Shaped film cooling holes are a well-established cooling technique used in gas turbines to keep component metal temperatures in an acceptable range. One of the goals of film cooling is to reduce the driving temperature for convection at the wall, the success of which is generally represented by the film cooling adiabatic effectiveness. However, the introduction of a film cooling jet-in-crossflow, especially if it is oriented at a compound angle, can augment the convective heat transfer coefficient and dominate the flowfield. This work aims to understand the effect that a compound angle has on the flowfield and adiabatic effectiveness of a shaped film cooling hole. Five orientations of the public 7–7–7 shaped film cooling hole were tested, from a streamwise-oriented hole (0 deg compound angle) to a 60 deg compound angle hole, in increments of 15 deg. Additionally, two pitchwise spacings of P/D = 3 and 6 were tested to examine the effect of hole-to-hole interaction.
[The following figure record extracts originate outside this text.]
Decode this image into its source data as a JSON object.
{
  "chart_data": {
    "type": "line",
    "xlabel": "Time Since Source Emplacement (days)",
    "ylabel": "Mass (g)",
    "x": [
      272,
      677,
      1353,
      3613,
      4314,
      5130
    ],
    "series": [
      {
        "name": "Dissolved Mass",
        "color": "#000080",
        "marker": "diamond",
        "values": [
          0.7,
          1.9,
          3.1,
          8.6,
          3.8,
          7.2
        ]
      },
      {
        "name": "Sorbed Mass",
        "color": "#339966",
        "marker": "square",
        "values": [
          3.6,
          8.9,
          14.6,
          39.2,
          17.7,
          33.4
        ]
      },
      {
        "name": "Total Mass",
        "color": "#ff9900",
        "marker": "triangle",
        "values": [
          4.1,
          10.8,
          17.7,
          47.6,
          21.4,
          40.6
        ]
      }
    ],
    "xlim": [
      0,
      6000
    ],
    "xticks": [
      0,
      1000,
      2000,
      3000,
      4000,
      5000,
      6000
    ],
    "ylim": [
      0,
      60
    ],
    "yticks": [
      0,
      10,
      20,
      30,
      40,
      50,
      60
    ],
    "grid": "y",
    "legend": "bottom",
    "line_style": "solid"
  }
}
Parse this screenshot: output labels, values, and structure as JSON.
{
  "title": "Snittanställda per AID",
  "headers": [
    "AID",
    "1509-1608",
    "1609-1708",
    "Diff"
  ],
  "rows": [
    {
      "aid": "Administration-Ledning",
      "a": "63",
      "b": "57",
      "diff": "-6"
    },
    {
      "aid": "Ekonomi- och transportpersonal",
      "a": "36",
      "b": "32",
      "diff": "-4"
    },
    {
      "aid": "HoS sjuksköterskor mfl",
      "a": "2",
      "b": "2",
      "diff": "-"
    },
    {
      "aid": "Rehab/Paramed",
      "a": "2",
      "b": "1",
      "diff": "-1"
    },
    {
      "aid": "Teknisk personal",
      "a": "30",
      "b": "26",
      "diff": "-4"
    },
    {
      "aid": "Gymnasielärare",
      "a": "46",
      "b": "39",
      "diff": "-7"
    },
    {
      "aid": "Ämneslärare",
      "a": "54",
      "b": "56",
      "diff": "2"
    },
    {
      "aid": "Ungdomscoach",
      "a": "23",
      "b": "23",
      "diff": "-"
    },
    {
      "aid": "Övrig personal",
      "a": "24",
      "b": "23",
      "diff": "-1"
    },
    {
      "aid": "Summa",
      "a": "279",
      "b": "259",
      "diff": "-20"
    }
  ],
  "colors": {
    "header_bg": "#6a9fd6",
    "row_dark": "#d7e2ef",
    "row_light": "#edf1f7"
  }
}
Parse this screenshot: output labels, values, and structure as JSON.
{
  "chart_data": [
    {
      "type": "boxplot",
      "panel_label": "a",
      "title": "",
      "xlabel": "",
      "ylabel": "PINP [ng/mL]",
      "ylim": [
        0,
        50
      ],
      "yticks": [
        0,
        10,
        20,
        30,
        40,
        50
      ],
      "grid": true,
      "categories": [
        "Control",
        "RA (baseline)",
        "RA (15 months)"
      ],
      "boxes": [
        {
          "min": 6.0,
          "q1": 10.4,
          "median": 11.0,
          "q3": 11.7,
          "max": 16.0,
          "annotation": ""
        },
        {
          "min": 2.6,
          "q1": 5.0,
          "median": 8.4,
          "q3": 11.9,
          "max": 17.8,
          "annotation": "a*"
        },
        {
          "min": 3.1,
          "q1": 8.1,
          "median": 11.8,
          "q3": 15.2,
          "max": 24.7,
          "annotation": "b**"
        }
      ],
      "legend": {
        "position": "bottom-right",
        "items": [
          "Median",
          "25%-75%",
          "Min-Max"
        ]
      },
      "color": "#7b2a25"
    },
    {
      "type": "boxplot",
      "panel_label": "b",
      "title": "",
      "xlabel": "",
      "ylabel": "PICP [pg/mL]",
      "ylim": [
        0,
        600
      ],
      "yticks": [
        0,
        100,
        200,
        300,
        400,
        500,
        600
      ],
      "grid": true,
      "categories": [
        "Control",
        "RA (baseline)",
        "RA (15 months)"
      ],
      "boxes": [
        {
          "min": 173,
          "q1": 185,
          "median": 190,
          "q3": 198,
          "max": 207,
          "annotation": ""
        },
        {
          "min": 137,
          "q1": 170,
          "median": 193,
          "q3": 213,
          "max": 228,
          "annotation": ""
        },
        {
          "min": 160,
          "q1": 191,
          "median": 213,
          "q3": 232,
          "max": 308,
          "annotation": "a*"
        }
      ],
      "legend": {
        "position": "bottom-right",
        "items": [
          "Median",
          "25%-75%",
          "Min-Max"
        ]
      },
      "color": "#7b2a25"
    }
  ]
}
All cases were tested at a density ratio of 1.2 and blowing ratios ranging from 1.0 to 4.0. The experimental results show that increasing compound angle leads to increased lateral spread of coolant and enables higher laterally averaged effectiveness at high-blowing ratios. A smaller pitchwise spacing leads to more complete coverage of the endwall and has higher laterally averaged effectiveness even when normalized by coverage ratio, suggesting that hole to hole interaction is important for compound angled holes. Steady Reynolds-averaged Navier–Stokes computational fluid dynamics (CFD) was not able to capture the exact effectiveness levels, but did predict many of the observed trends. The lateral motion of the coolant jet was also quantified, both from the experimental data and the CFD prediction, and as expected, holes with a higher compound angle and higher blowing ratio have greater lateral motion, which generally also promotes hole-to-hole interaction.